Mathilde regarde intensément leurs visages. Elle a cherché le sourire à demi-caché, un signe de connivence, presque une moquerie discrète. Pas dupes toutes les trois de la mise en scène, de la volonté familiale de conformité à la place de chacun.e sur le portrait collectif d’un jour. Pour M . c’est la bouche, pour T. c’est le regard. Quelque chose s’échappe et échappe au photographe. Lui ne tire que des épreuves en série, le contenu ne lui importe guère. Il gagne de l’argent avec cet engouement des gens pour la photo. La guerre donne envie de garder une trace des gens encore vivants, on y ajoute des gosses si c’est possible. Il faut réaffirmer l’importance des lignées et des arbres généalogiques. La photographie comme talisman contre la disparition ? Et cette grand-mère maternelle de S. qui n’aimait pas les filles, qui en avait perdu une, qui n’aimait pas S., seul le grand frère A. avait eu droit à sa photo.
Mathilde raconte aussi, dans l’un des romans dans le roman, la vie de sa propre mère. Celle-ci a été bavarde et pourtant si secrète pendant tant d’années. Quant au père, il était un taiseux sur les questions trop personnelles. A la fin de sa vie, il a avoué en pleurant qu’il n’avait gardé aucun souvenir de lui sur les genoux de sa mère, perdue quand il avait 10 ans 1/2, T. l’élégante… l’inaccessible ? Les deux frères aînés avaient occupé les deux seuls genoux disponibles. Le petit s’est senti abandonné. L’orphelinat d’été pour les trois, en attendant la pension, puis la seconde guerre a éclaté.
Pour Mathilde, S. est intarissable sur sa propre mère, et Mathilde en redemande. S. prétend qu’elle pense à M. « tous les jours que le bon dieu fait » … Elle voue à sa mémoire un culte jamais démenti. Elle a littéralement avalé le corps de sa mère, et ne cesse de le décrire vivant des pieds à la tête, dans le filet de son enfance revisitée. Entre quatre et sept ans. Mais les mailles sont lâches et elles laissent passer beaucoup de non-dits et d’oublis irrémédiables. Elle et sa mère sont pourtant deux héroïnes inséparables dans la mémoire de S., immortelles d’une certaine façon.

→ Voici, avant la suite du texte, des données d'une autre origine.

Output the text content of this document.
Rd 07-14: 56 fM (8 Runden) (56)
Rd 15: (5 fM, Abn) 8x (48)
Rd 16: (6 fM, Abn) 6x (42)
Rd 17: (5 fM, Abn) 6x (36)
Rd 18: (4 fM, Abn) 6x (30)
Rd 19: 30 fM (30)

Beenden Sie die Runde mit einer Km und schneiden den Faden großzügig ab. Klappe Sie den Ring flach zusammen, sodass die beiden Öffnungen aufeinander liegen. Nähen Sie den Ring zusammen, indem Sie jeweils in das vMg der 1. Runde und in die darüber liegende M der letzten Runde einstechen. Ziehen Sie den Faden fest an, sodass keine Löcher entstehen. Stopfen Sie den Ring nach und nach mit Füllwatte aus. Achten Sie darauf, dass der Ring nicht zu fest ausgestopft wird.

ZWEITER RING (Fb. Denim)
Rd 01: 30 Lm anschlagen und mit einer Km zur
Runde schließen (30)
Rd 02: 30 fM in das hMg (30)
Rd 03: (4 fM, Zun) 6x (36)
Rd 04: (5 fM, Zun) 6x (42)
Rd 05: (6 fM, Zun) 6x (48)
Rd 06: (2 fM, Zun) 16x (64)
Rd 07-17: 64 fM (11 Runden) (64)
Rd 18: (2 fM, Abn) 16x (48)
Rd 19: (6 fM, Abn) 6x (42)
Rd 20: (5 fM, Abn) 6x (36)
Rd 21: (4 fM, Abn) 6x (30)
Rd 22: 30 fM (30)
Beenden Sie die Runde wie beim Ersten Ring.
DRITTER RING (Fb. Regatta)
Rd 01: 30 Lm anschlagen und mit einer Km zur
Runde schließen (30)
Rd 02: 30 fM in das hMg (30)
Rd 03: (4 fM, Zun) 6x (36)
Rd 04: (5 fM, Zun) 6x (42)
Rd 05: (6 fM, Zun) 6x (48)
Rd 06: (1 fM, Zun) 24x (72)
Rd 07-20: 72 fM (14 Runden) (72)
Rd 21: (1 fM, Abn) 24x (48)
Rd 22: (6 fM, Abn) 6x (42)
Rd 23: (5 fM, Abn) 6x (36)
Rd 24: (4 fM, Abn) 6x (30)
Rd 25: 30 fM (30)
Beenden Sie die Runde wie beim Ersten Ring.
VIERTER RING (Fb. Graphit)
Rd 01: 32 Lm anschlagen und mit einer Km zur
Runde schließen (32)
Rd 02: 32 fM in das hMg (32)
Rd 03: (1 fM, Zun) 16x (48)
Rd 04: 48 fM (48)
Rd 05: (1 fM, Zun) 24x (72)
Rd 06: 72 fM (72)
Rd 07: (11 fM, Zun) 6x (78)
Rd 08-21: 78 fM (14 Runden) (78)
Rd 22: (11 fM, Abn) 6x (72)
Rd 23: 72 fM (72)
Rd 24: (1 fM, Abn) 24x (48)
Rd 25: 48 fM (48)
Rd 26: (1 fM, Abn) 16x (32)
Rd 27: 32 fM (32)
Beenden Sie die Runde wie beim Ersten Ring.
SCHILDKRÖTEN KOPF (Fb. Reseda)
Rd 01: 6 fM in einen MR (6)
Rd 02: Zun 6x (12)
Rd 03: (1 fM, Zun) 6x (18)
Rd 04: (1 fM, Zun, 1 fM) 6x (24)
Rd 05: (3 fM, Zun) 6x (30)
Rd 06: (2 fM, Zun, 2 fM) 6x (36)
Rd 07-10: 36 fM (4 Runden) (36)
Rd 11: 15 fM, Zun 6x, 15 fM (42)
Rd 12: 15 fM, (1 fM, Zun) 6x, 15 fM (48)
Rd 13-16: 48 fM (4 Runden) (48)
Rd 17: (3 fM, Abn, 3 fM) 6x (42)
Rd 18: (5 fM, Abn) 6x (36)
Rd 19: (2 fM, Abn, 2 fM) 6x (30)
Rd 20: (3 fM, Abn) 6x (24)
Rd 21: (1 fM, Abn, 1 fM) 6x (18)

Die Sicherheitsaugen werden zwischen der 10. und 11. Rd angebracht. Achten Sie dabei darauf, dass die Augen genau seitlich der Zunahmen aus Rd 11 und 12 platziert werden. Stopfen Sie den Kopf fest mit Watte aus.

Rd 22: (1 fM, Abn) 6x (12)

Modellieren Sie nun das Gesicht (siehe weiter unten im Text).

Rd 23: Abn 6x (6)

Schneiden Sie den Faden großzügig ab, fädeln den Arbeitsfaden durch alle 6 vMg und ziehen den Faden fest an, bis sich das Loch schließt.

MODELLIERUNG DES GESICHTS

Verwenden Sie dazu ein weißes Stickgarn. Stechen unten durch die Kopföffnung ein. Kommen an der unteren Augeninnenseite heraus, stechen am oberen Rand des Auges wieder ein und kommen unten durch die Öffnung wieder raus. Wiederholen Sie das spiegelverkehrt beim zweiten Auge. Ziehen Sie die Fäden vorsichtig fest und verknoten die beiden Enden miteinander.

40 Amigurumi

Mathilde recueille chaque souvenir comme les paillettes d’or d’une rivière, elle les secoue dans ses mains qui écrivent, à deux elles -aussi, sur le clavier d’ordinateur. Rien ne doit ternir, rien ne doit disparaître de ce qui a été confié, même réinventé, tout doit pouvoir s’écrire et se relire sans regrets. Mémoires enluminées…
Les zones d’oublis convoquent l’imaginaire de Mathilde. Comment retracer les images perdues ? Votre texte a des échos pour moi avec ma propre recherche d’histoire familiale. Merci pour le voyage.
Ravie de vous rejoindre dans ce type d’écriture mémorielle dont tout un(e) chacun(e) peut s’emparer à un moment ou à un autre sauf si les racines ont été coupées ou trop tordues par les destins. Je m’intéresse particulièrement au corps de ces femmes et à leur rapport au corps au fil des générations.Leur instrumentalisation sans paroles…
J’aime beaucoup la répétition du nom du personnage décrivant les photos ou évoquant ses souvenirs, un nom se déployant sur les images-corps, un nom à la recherche d’un corps ?
Oui, Héléna, c’est une écriture à corps perdu(s). Le personnage qui les cherche…
la femme de mes textes pourrait entrer dans la galerie de portraits anciens de Mathilde et Mathilde pourrait l’aimer « d’amour »
car Mathilde englobe toutes les femmes du passé dans son amour, c’est ça le mouvement des paragraphes, et aucune ne doit être oubliée…
danse des images et des souvenirs, chaque visage préservé…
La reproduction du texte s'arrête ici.